Audio/Video: The Lift (1983) debuts on Blu-ray and DVD in the US from distributor Blue Underground with a brand new 2K restoration from the original negative approved by director Dick Maas, framed in the original 1.66:1 widescreen aspect ratio. The image looks solid with a nice looking grain field, the oftentimes neon-infused visuals pop in a low-budget sort of way, but there are certain limitations due to the source, with some scenes looking softer than others, but the transfer and encode look fantastic. Audio on the disc comes by way of a fun Dutch DTS-HD MA  5.1 surround mix with optional English subtitles, the surrounds get some use for this one, which is awesome.
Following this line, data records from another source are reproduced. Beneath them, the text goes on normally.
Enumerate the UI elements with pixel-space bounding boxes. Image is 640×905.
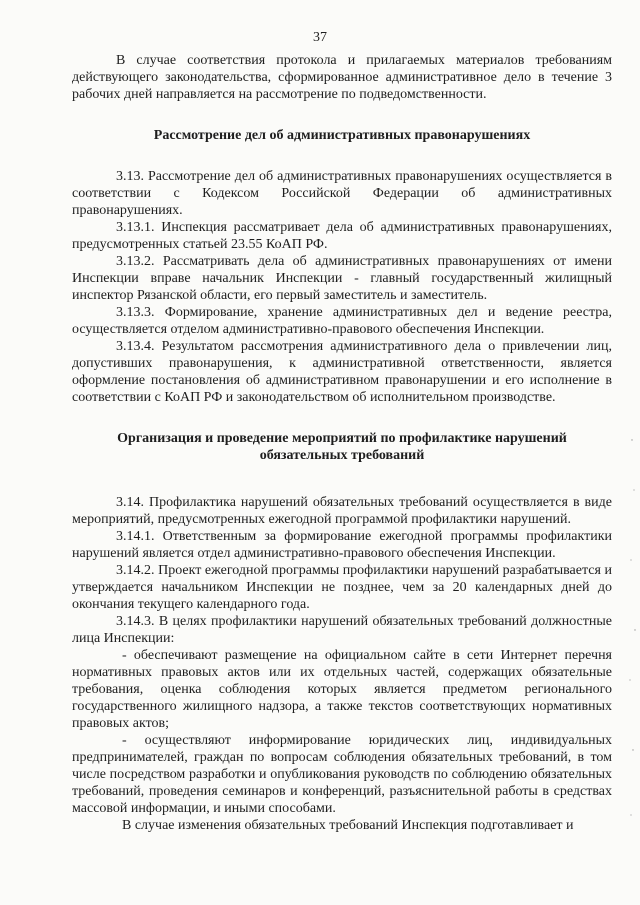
list-item-informing: - осуществляют информирование юридических лиц, индивидуальных предпринимателей, граждан по вопросам соблюдения обязательных требований, в том числе посредством разработки и опубликования руководств по соблюдению обязательных требований, проведения семинаров и конференций, разъяснительной работы в средствах массовой информации, и иными способами. xyxy=(72,733,612,816)
paragraph-3-13: 3.13. Рассмотрение дел об административных правонарушениях осуществляется в соответствии с Кодексом Российской Федерации об административных правонарушениях. xyxy=(72,169,612,218)
paragraph-3-13-1: 3.13.1. Инспекция рассматривает дела об административных правонарушениях, предусмотренных статьей 23.55 КоАП РФ. xyxy=(72,220,612,252)
section-heading-prevention: Организация и проведение мероприятий по профилактике нарушений обязательных требований xyxy=(117,431,567,463)
paragraph-3-13-2: 3.13.2. Рассматривать дела об административных правонарушениях от имени Инспекции вправе начальник Инспекции - главный государственный жилищный инспектор Рязанской области, его первый заместитель и заместитель. xyxy=(72,254,612,303)
paragraph-intro: В случае соответствия протокола и прилагаемых материалов требованиям действующего законодательства, сформированное административное дело в течение 3 рабочих дней направляется на рассмотрение по подведомственности. xyxy=(72,53,612,102)
page-number: 37 xyxy=(313,30,327,45)
paragraph-3-14-1: 3.14.1. Ответственным за формирование ежегодной программы профилактики нарушений является отдел административно-правового обеспечения Инспекции. xyxy=(72,529,612,561)
paragraph-3-13-4: 3.13.4. Результатом рассмотрения административного дела о привлечении лиц, допустивших правонарушения, к административной ответственности, является оформление постановления об административном правонарушении и его исполнение в соответствии с КоАП РФ и законодательством об исполнительном производстве. xyxy=(72,339,612,405)
paragraph-3-14: 3.14. Профилактика нарушений обязательных требований осуществляется в виде мероприятий, предусмотренных ежегодной программой профилактики нарушений. xyxy=(72,495,612,527)
paragraph-3-13-3: 3.13.3. Формирование, хранение административных дел и ведение реестра, осуществляется отделом административно-правового обеспечения Инспекции. xyxy=(72,305,612,337)
scan-noise-marks xyxy=(626,420,638,840)
paragraph-3-14-2: 3.14.2. Проект ежегодной программы профилактики нарушений разрабатывается и утверждается начальником Инспекции не позднее, чем за 20 календарных дней до окончания текущего календарного года. xyxy=(72,563,612,612)
paragraph-3-14-3: 3.14.3. В целях профилактики нарушений обязательных требований должностные лица Инспекции: xyxy=(72,614,612,646)
document-body xyxy=(72,52,612,834)
paragraph-changes: В случае изменения обязательных требований Инспекция подготавливает и xyxy=(122,818,574,833)
list-item-website: - обеспечивают размещение на официальном сайте в сети Интернет перечня нормативных правовых актов или их отдельных частей, содержащих обязательные требования, оценка соблюдения которых является предметом регионального государственного жилищного надзора, а также текстов соответствующих нормативных правовых актов; xyxy=(72,648,612,731)
section-heading-administrative-offenses: Рассмотрение дел об административных правонарушениях xyxy=(153,128,531,143)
There are also DTS-HD MA 2.0 stereo mixes in both Dutch and dubbed-English, the dubbed track is not too bad, but the dialogue obviously sounds more natural and less canned on the Dutch tracks, with the synth score from Maas also coming through with more power and fidelity on the Dutch tracks. 
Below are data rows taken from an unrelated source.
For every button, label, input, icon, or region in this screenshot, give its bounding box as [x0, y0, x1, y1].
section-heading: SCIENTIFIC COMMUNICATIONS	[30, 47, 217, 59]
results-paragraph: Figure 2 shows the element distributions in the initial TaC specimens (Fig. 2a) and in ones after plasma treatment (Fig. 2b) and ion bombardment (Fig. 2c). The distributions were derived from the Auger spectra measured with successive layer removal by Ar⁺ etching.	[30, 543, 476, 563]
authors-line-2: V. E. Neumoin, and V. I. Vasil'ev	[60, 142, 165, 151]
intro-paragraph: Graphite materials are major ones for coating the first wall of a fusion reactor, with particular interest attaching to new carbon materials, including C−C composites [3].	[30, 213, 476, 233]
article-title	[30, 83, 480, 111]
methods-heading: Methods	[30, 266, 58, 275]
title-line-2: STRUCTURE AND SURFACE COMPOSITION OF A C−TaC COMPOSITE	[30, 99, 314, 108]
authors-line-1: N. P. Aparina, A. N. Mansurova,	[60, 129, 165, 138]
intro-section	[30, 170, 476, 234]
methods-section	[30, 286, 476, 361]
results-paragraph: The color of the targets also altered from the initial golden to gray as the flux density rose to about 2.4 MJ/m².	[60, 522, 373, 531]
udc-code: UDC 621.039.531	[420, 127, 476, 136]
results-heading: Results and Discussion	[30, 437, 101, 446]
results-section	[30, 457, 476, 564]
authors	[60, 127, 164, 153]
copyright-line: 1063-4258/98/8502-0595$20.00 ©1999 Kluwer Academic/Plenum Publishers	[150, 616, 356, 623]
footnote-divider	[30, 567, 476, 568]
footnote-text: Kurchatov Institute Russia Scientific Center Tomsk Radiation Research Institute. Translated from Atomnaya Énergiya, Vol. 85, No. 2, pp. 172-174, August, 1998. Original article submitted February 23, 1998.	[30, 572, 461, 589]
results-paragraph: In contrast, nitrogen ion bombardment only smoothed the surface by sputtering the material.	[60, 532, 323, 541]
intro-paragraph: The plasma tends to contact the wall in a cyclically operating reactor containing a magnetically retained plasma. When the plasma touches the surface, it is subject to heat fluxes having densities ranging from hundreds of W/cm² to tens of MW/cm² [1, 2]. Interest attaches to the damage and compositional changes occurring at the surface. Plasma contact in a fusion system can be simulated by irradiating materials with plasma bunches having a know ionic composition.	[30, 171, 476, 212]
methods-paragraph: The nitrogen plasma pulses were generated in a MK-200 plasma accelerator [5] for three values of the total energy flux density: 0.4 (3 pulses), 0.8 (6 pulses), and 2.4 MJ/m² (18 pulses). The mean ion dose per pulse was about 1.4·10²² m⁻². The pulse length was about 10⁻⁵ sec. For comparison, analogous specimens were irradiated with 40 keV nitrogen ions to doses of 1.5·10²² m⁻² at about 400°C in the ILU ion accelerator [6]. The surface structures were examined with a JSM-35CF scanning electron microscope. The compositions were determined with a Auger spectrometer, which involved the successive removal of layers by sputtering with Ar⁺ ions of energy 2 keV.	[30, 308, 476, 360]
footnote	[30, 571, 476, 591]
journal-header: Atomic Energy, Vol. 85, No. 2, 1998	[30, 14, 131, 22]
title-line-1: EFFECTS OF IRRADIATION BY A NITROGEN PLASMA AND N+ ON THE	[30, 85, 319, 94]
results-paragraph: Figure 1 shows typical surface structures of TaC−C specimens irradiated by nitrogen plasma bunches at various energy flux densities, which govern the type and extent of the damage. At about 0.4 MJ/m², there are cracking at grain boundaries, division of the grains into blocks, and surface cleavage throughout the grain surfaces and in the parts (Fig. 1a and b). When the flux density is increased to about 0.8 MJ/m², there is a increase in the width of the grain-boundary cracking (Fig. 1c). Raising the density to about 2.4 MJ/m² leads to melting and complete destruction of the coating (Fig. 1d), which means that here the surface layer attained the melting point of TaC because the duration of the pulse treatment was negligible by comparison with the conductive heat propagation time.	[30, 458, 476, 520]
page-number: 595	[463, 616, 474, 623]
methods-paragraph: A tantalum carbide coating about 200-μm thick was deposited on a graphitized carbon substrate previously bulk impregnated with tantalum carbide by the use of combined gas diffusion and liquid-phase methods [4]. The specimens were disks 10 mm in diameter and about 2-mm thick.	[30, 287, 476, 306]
Onto the extras we have a new commentary from Writer/Director Dick Maas and Editor Hans van Dongen moderated by David Gregory, a lively discussion as the director recalls making this low-budget horror film, how certain effects were achieved, creating the synth score himself and the inspirations seen in the movie from Jaws to Star Wars. He also tells of how actress Willeke van Ammelrooy was not a fan of his direction style, after the film wrapped she left him a cassette tape with notes on how to be a better director with actors, which he never listened to. There's a nine-minute interview with star Hubb Stapel, a continuation of his boat-tour interview we saw on the Amsetrdamned disc, speaking of how he came from a theater background, having appeared in a stage pay of Harold and Maude, being cast in the role, struggling a bit with how Maas directed, and the success of the film, and how he didn't receive any work after the film for another two years, despite how successful it was. The extras are finished up with a gallery of various poster and release artwork from various territories, behind the scenes images, still, Dutch and US trailers and Maas' 2003 short film "Long Distance". 
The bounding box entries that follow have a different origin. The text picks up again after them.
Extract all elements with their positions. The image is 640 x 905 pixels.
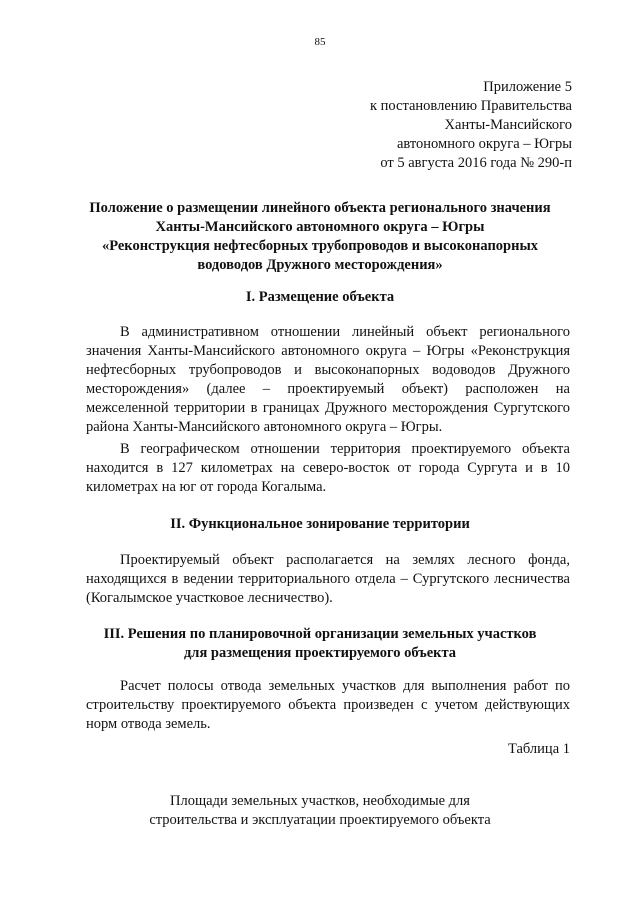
appendix-line: Ханты-Мансийского	[444, 117, 572, 133]
appendix-line: к постановлению Правительства	[370, 98, 572, 114]
appendix-line: Приложение 5	[483, 79, 572, 95]
title-line: «Реконструкция нефтесборных трубопроводов и высоконапорных	[101, 238, 539, 254]
section-1-paragraph-1: В административном отношении линейный объект регионального значения Ханты-Мансийского автономного округа – Югры «Реконструкция нефтесборных трубопроводов и высоконапорных водоводов Дружного месторождения» (далее – проектируемый объект) расположен на межселенной территории в границах Дружного месторождения Сургутского района Ханты-Мансийского автономного округа – Югры.	[86, 324, 570, 435]
caption-line: Площади земельных участков, необходимые для	[170, 793, 470, 809]
heading-line: для размещения проектируемого объекта	[183, 645, 457, 661]
page-number: 85	[314, 36, 326, 48]
appendix-line: от 5 августа 2016 года № 290-п	[380, 155, 572, 171]
heading-line: III. Решения по планировочной организации земельных участков	[103, 626, 537, 642]
title-line: Ханты-Мансийского автономного округа – Югры	[155, 219, 485, 235]
table-caption	[70, 792, 570, 830]
section-1-paragraph-2: В географическом отношении территория проектируемого объекта находится в 127 километрах на северо-восток от города Сургута и в 10 километрах на юг от города Когалыма.	[86, 441, 570, 495]
table-label: Таблица 1	[507, 741, 570, 757]
appendix-block	[370, 78, 572, 173]
section-2-heading: II. Функциональное зонирование территории	[170, 516, 470, 532]
document-title	[60, 199, 580, 275]
appendix-line: автономного округа – Югры	[396, 136, 572, 152]
section-3-heading	[70, 625, 570, 663]
caption-line: строительства и эксплуатации проектируемого объекта	[149, 812, 491, 828]
section-3-paragraph: Расчет полосы отвода земельных участков для выполнения работ по строительству проектируемого объекта произведен с учетом действующих норм отвода земель.	[86, 678, 570, 732]
title-line: Положение о размещении линейного объекта регионального значения	[89, 200, 551, 216]
section-2-paragraph: Проектируемый объект располагается на землях лесного фонда, находящихся в ведении территориального отдела – Сургутского лесничества (Когалымское участковое лесничество).	[86, 552, 570, 606]
title-line: водоводов Дружного месторождения»	[197, 257, 443, 273]
section-1-heading: I. Размещение объекта	[245, 289, 395, 305]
This 2-disc release comes housed in a clear Criterion-style Scanavo case with a sleeve of reversible artwork featuring two art options including the original VHS artwork sporting the infamous tagline "Take the stairs. Take the stairs. For God's sake take the stairs!!!". The discs likewise offer up the same two key artworks on their visage. There's a 20-page collector's booklet with new writing on the film by former Fangoria editor Chris Alexander, this includes cast, crew info plus chapter selection, and behind-the-scenes images and stills, plus various posters for this and the American remake and John Carpenter's Christine. 

Special Features:
- Audio Commentary with Writer/Director Dick Maas and Editor Hans van Dongen moderated by David Gregory 
- Going Up – Interview with Star Huub Stapel
- “Long Distance” – Short Film by Dick Maas (2003) (4 min) HD
- Dutch Trailer (4 min) HD 
- U.S. Trailer (2 min) HD 
- Poster and Still Gallery (88 Images) HD 
- BONUS 2o-Page Collectible Booklet with new essay by writer and filmmaker Chris Alexander

Blue Underground give The Lift (1982) a top-floor 2-disc release, the new 2K transfer looks great and the extras are a great value-add. I've only seen a handful of Dick Maas's movies, but I love them all so far, his quirky sense of humor an affinity for stylish well-staged thriller/horror action continues to please. In my opinion you can never have too much Dick Maas, and Blue Underground continue the love with this release, which coincides with their release of Maas' American remake of The Lift, Down (2001), starring Naomi Watts (Twin Peaks: The Return), also on 2-disc DVD/BD, and to be reviewed soon.